December 11, 2014
Foxcatcher (***) Rated R
Foxcatcher is director Bennett Miller’s first film since the critically lauded Moneyball and as such is just as meticulously crafted as that earlier film. And that’s also part of the problem. Foxcatcher is so perfectly structured and constructed by Miller and his screenwriting, co-conspirators, Dan Futterman and E. Max Frye, that the film comes off as feeling a bit stiff at times. It doesn’t help that the film is so quiet and meticulously paced as well, and that the slow buildup actually works against the film more often than not. For a crime drama Foxcatcher is probably the most restrained cinematic portrayal of an actual headline making incident that you’re likely to find.
Foxcatcher is mostly a showcase for the otherworldly performances of its perfectly chosen cast, some of whom have rarely been given the chance to shine the way they do in this film. By now, it’s common knowledge that Steve Carrell, nearly unrecognizable with liver spots and a prosthetic nose, is virtually an Oscar shoo-in for his performance in the role of John du Pont but there are other revelations in the cast. Channing Tatum is chief among them, who with the exception of his layered performance in last year’s Magic Mike, has rarely been given the opportunity to exercise his acting chops as he does here. In the role of small town wrestler Mark Schultz, Tatum offers a nuanced and sympathetic performance that will hopefully get Oscar voter’s attention as well.
Sienna Miller and Mark Ruffalo, as Schultz’s brother and wife respectively, also turn in splendid work during the course of the film, as does Vanessa Redgrave as the matriarch of the du Pont family.

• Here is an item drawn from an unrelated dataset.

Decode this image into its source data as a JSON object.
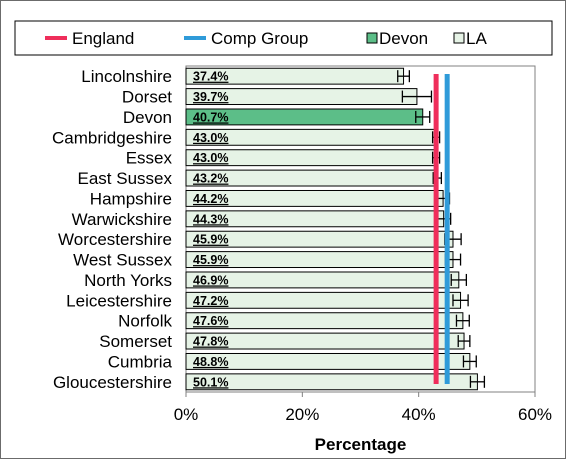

Foxcatcher: Channing Tatum & Steve Carrell
I suppose the less one knows about the real life events that the film is based on, the better. The incidents that the film’s story attempts to tell took place in the 1990s. Most of today’s movie going audience will have little to no knowledge of the real story which will only serve to heighten the tension during the film’s final act. The element of surprise is essential here.
For reasons that aren’t entirely clear, John du Pont (Carrell); came up with the idea of forming a wrestling team named after the Foxcatcher horse farms, which the du Pont family owned. In order to ensure that his team would be the best, du Pont recruited wrestler Mark Schultz (Tatum); brother of celebrated wrestler Dave Schultz (Ruffalo). Mark, desperately longing to escape the dark of his brother’s sizeable shadow, immediately jumps at the chance. It isn’t long before du Pont convinces Mark to recruit his brother for the team. Dave isn’t too keen on the idea of uprooting his family but eventually caves to the idea, leading to dire consequences for all involved.
The real story of the Foxcatcher wrestling team is compelling material for sure, but Miller’s decision to keep the film so low-key sinks the proceedings for me. I can’t help but wonder what a much better film Foxcatcher would have been with a less lumbering pace. As it stands, it’s an interesting, if flawed, result.
Foxcatcher has not yet opened in this area.